A long corridor with several turns and bordered with little numbered rooms led to a door that was not locked. On the other side of this door and, therefore, in another house there was another corridor with similar turns and similar rooms, and at the end of it a servants’ stairway. Ganimard descended it, crossed a court and a vestibule and found himself in the rue Picot. Then he understood the situation: the two houses, built the entire depth of the lots, touched at the rear, while the fronts of the houses faced upon two streets that ran parallel to each other at a distance of more than sixty metres apart.

He found the concierge and, showing his card, enquired:

“Did four men pass here just now?”

“Yes; the two servants from the fourth and fifth floors, with two friends.”
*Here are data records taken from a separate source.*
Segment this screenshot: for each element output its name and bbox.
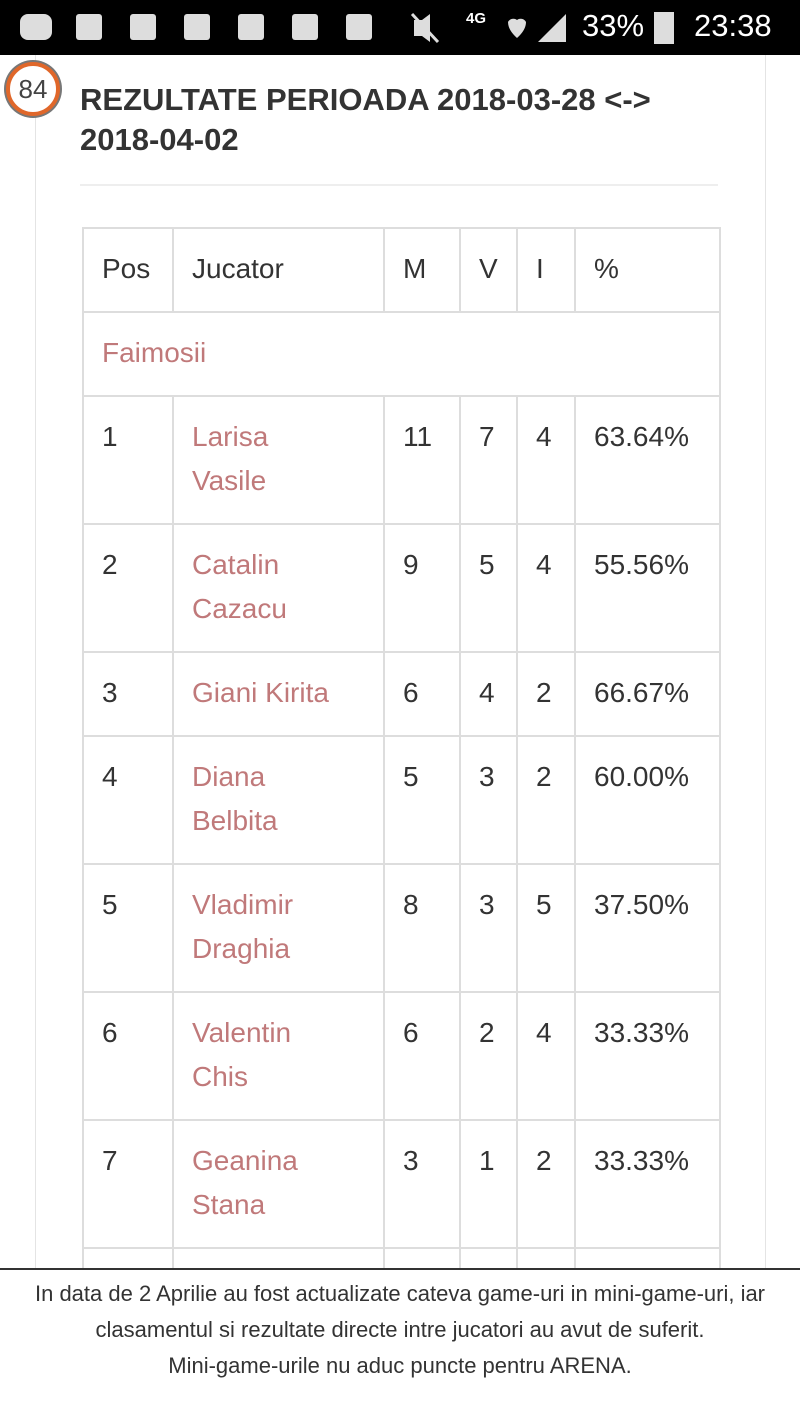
table-cell: 11 xyxy=(383,395,461,525)
notification-badge[interactable]: 84 xyxy=(6,62,60,116)
table-cell: 8 xyxy=(383,863,461,993)
player-row: 6 Valentin Chis 6 2 4 33.33% xyxy=(82,991,721,1121)
table-cell: 1 xyxy=(459,1119,518,1249)
player-row: 1 Larisa Vasile 11 7 4 63.64% xyxy=(82,395,721,525)
player-row: 3 Giani Kirita 6 4 2 66.67% xyxy=(82,651,721,737)
results-table: Pos Jucator M V I% Faimosii 1 Larisa Vasile 11 7 4… xyxy=(82,227,721,1333)
table-cell: 63.64% xyxy=(574,395,721,525)
player-row: 2 Catalin Cazacu 9 5 4 55.56% xyxy=(82,523,721,653)
table-cell: 33.33% xyxy=(574,991,721,1121)
notice-banner: In data de 2 Aprilie au fost actualizate… xyxy=(0,1268,800,1423)
battery-percent: 33% xyxy=(582,8,645,43)
table-cell: 55.56% xyxy=(574,523,721,653)
page-title: REZULTATE PERIOADA 2018-03-28 <-> 2018-0… xyxy=(80,82,651,157)
table-cell: 7 xyxy=(459,395,518,525)
table-cell: 4 xyxy=(82,735,174,865)
page-frame xyxy=(35,55,766,1423)
notice-text: Mini-game-urile nu aduc puncte pentru AR… xyxy=(168,1353,632,1378)
divider xyxy=(80,184,718,186)
header-cell: Jucator xyxy=(172,227,385,313)
table-cell: 2 xyxy=(459,991,518,1121)
group-row: Faimosii xyxy=(82,311,721,397)
table-cell: 3 xyxy=(82,651,174,737)
player-link[interactable]: Geanina Stana xyxy=(172,1119,385,1249)
table-cell: 2 xyxy=(82,523,174,653)
notification-icon xyxy=(20,14,52,40)
table-cell: 5 xyxy=(383,735,461,865)
table-cell: 4 xyxy=(516,991,576,1121)
app-icon xyxy=(292,14,318,40)
player-link[interactable]: Catalin Cazacu xyxy=(172,523,385,653)
table-cell: 6 xyxy=(383,651,461,737)
table-cell: 6 xyxy=(383,991,461,1121)
table-cell: 4 xyxy=(459,651,518,737)
table-cell: 4 xyxy=(516,395,576,525)
player-link[interactable]: Vladimir Draghia xyxy=(172,863,385,993)
table-cell: 5 xyxy=(459,523,518,653)
player-link[interactable]: Giani Kirita xyxy=(172,651,385,737)
table-cell: 2 xyxy=(516,735,576,865)
app-icon xyxy=(184,14,210,40)
table-cell: 5 xyxy=(516,863,576,993)
player-link[interactable]: Valentin Chis xyxy=(172,991,385,1121)
header-cell: Pos xyxy=(82,227,174,313)
clock: 23:38 xyxy=(694,8,772,43)
notice-text: In data de 2 Aprilie au fost actualizate… xyxy=(34,1281,766,1342)
player-row: 7 Geanina Stana 3 1 2 33.33% xyxy=(82,1119,721,1249)
table-cell: 2 xyxy=(516,651,576,737)
header-cell: % xyxy=(574,227,721,313)
header-cell: M xyxy=(383,227,461,313)
app-icon xyxy=(238,14,264,40)
player-link[interactable]: Diana Belbita xyxy=(172,735,385,865)
table-cell: 4 xyxy=(516,523,576,653)
player-row: 4 Diana Belbita 5 3 2 60.00% xyxy=(82,735,721,865)
table-cell: 3 xyxy=(383,1119,461,1249)
table-cell: 5 xyxy=(82,863,174,993)
app-icon xyxy=(346,14,372,40)
table-cell: 60.00% xyxy=(574,735,721,865)
table-cell: 3 xyxy=(459,863,518,993)
battery-icon xyxy=(654,12,674,44)
header-cell: V xyxy=(459,227,518,313)
app-icon xyxy=(76,14,102,40)
table-cell: 37.50% xyxy=(574,863,721,993)
player-row: 5 Vladimir Draghia 8 3 5 37.50% xyxy=(82,863,721,993)
table-cell: 7 xyxy=(82,1119,174,1249)
table-cell: 33.33% xyxy=(574,1119,721,1249)
table-cell: 2 xyxy=(516,1119,576,1249)
status-icons xyxy=(410,12,566,44)
table-cell: 9 xyxy=(383,523,461,653)
header-cell: I xyxy=(516,227,576,313)
table-cell: 66.67% xyxy=(574,651,721,737)
table-cell: 3 xyxy=(459,735,518,865)
table-cell: 6 xyxy=(82,991,174,1121)
table-cell: 1 xyxy=(82,395,174,525)
group-cell: Faimosii xyxy=(82,311,721,397)
player-link[interactable]: Larisa Vasile xyxy=(172,395,385,525)
header-row: Pos Jucator M V I% xyxy=(82,227,721,313)
app-icon xyxy=(130,14,156,40)
status-bar: 4G 33% 23:38 xyxy=(0,0,800,55)
network-type: 4G xyxy=(466,10,487,27)
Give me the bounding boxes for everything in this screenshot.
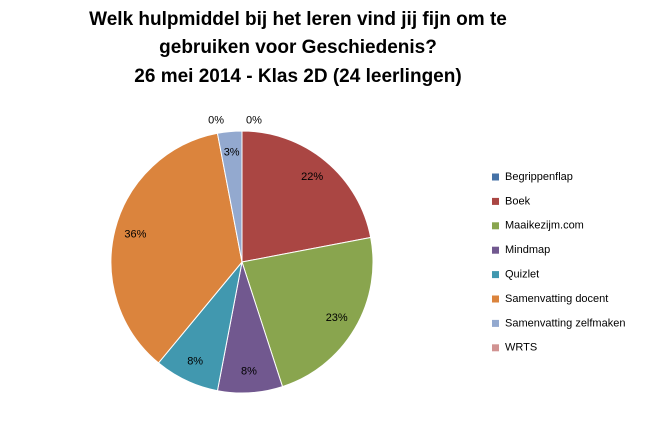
legend-swatch [492, 222, 499, 230]
legend-swatch [492, 197, 499, 205]
legend-swatch [492, 344, 499, 352]
chart-title: gebruiken voor Geschiedenis? [159, 37, 437, 58]
legend-swatch [492, 271, 499, 279]
legend-label: Mindmap [505, 244, 550, 256]
legend-swatch [492, 319, 499, 327]
legend-label: Maaikezijm.com [505, 220, 584, 232]
legend-swatch [492, 246, 499, 254]
data-label: 0% [246, 114, 262, 126]
data-label: 36% [124, 229, 146, 241]
legend-swatch [492, 295, 499, 303]
data-label: 8% [187, 355, 203, 367]
data-label: 22% [301, 171, 323, 183]
data-label: 23% [326, 312, 348, 324]
data-label: 3% [224, 146, 240, 158]
chart-title: 26 mei 2014 - Klas 2D (24 leerlingen) [134, 66, 461, 87]
legend-label: Samenvatting zelfmaken [505, 317, 625, 329]
pie-slice [216, 130, 243, 263]
legend-label: Begrippenflap [505, 171, 573, 183]
legend-label: Quizlet [505, 269, 539, 281]
chart-title: Welk hulpmiddel bij het leren vind jij f… [89, 9, 507, 30]
pie-slice [110, 132, 243, 364]
legend-swatch [492, 173, 499, 181]
pie-slice [241, 130, 372, 263]
legend-label: Boek [505, 195, 531, 207]
pie-slice [241, 236, 374, 388]
legend-label: WRTS [505, 342, 537, 354]
legend-label: Samenvatting docent [505, 293, 608, 305]
data-label: 8% [241, 366, 257, 378]
data-label: 0% [208, 114, 224, 126]
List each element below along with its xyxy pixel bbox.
“Who lives on the fourth and fifth floors?”

“Two men named Fauvel and their cousins, whose name is Provost. They moved to-day, leaving the two servants, who went away just now.”

“Ah!” thought Ganimard; “what a grand opportunity we have missed! The entire band lived in these houses.”

And he sank down on a chair in despair.


Forty minutes later two gentlemen were driven up to the station of the Northern Railway and hurried to the Calais express, followed by a porter who carried their valises. One of them had his arm in a sling, and the pallor of his face denoted some illness. The other man was in a jovial mood.